Is There a Woman Here who’s Been Raped and Speaks English?, 1979, leaflet from Jaszczury Photo Gallery
“Łódź Kaliska” decided after an open-air session in Świeszyn to prepare a few series of photographs – me in Kraków, Janiak, Kwietniewski and Wielogórski in Łódź – that would make up our joint exhibition. The starting point was simple: you stand in front of the camera and play out – making a photo documentation at the same time – situations or gestures you’ve imagined.
Why Would Aristocrat Need a Small Fiat, from the cycle Performance for photo, 1988, video, 2 min 59 s

Self-reproduction, from the cycle Performance for photo, 1979, photograph, Andrzej Skrzyński’s collection, Lublin
In 1981 at the famous open-air session in Osieki, ”Łódź Kaliska” was surrounded by the creme de la creme of the Polish avant-garde. We could see the gaping chasm between us and them. And we expressed that by hanging banners that proclaimed: “The temple of embarrassing and other art” or “Greetings to art officials”. On a building wall I wrote: “Starting today I pretend to be an artist”. And then I did that consistently.
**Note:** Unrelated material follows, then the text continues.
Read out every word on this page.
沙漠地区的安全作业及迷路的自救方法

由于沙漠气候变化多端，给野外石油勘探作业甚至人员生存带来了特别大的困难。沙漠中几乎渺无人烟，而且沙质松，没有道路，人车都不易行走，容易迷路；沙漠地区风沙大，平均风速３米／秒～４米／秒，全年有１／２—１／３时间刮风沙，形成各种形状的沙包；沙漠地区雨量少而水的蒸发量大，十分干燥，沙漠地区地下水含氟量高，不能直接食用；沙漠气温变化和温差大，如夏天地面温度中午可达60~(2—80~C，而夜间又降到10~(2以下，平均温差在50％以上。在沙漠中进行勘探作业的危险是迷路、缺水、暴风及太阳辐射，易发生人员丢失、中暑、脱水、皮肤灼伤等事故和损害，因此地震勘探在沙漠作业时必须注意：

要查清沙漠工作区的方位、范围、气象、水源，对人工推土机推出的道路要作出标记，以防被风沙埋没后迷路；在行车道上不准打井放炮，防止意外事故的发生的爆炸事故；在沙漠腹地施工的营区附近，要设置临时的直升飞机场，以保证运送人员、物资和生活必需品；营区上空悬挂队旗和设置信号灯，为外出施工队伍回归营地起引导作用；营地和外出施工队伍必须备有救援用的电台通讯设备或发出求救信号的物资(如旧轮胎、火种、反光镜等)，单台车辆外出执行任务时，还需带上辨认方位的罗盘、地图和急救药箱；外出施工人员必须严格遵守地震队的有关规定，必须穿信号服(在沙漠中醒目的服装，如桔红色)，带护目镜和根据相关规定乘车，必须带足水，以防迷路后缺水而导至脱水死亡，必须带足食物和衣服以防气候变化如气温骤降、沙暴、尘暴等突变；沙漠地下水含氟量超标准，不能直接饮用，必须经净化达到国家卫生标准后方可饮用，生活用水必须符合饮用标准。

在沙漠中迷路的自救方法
That same year in Łódź, at the Falochron [Breakwater] exhibition that accompanied Construction in Process, I wrote down the words “I still consistently pretend to be an artist”, and a year later in Dziekanka Gallery I put in writing: “With effort, yet consistently, I pretend to be an artist”.

From Now on I Pretend to be an Artist, 1981, inscription made at a plein air in Osieki, photographic documentation

At Home, I Don’t Have to Pretend to be an Artist, the 80s, photograph, courtesy Galeria Dawid Radziszewski, Warsaw
Subconsciously, I started to be drawn to the issue of the body, which made critics opine that my subject was feminist art. In fact, although I referred to such figures as Maria Pinińska-Bereś and Ewa Partum, I mostly wanted to mock the very idea of this art, which in my opinion doesn’t exist. Because if it’s art created by women, there’s also maritime art and mining art. And of course male art. Some major problems related to the body and parasexual behaviour stemmed from this provocation.
Intimissimi, 2006, video, 8 min 52 s
Professor Porębski once told me that every artist must somehow take a stand on his or her predecessors. Even in the most ardent and rebellious times the artist seeks allies in the past. Since I’m an art historian, I found it quite easy to start gravitating to and orbiting Duchamp. In 1986 in Stockholm’s Gauss Gallery I did a performance piece How to make pornography into art. As luck would have it, I saw a replica of Duchamp’s urinal in Moderna Museet, too, and pissed into it. That’s how scenarios of talks and meetings with Duchamp began.
This work was made in the period of martial law. At the time, the artistic community split into government backers and independents. The first would make red, the second black art. The reds had galleries and museums wide open and had critics writing about them. The blacks chose to align themselves with the Church, exhibiting by a church door and what not. We put forward a third way as we claimed artistic freedom was more important than political freedom. You can’t be a good artist when there’s no freedom in you. My moustachioed Mother of God brings together two worlds the artist should be far away from – politics and religion. When I came up with it one morning, the vision scared me. Yet a few days later I decided to go through with it.
Jak Kuba Bogu tak Bóg Kubie, in other words the punishing of Marcel Duchamp, 1982, video, 2 min 52 s
The other part of the exhibition, staged on the Gallery’s first floor, is chiefly a personal story stemming from the artist’s plight – the illness he went through and recovered from. These trying experiences have brought him a deeper understanding of life through the lens of the universe and eternity, which has been manifested in his latest artworks.
The title the exhibitions bears – The old Rzepecki looks at the young Rzepecki – is at the same time the title of a sculpture created for this very occasion. In the exhibition, the artist recapitulates his life and work. He adopts an interesting strategy that involves him appearing as two characters. The mature artist meets the young one and shows that by now all that the boy sensed the adult knows.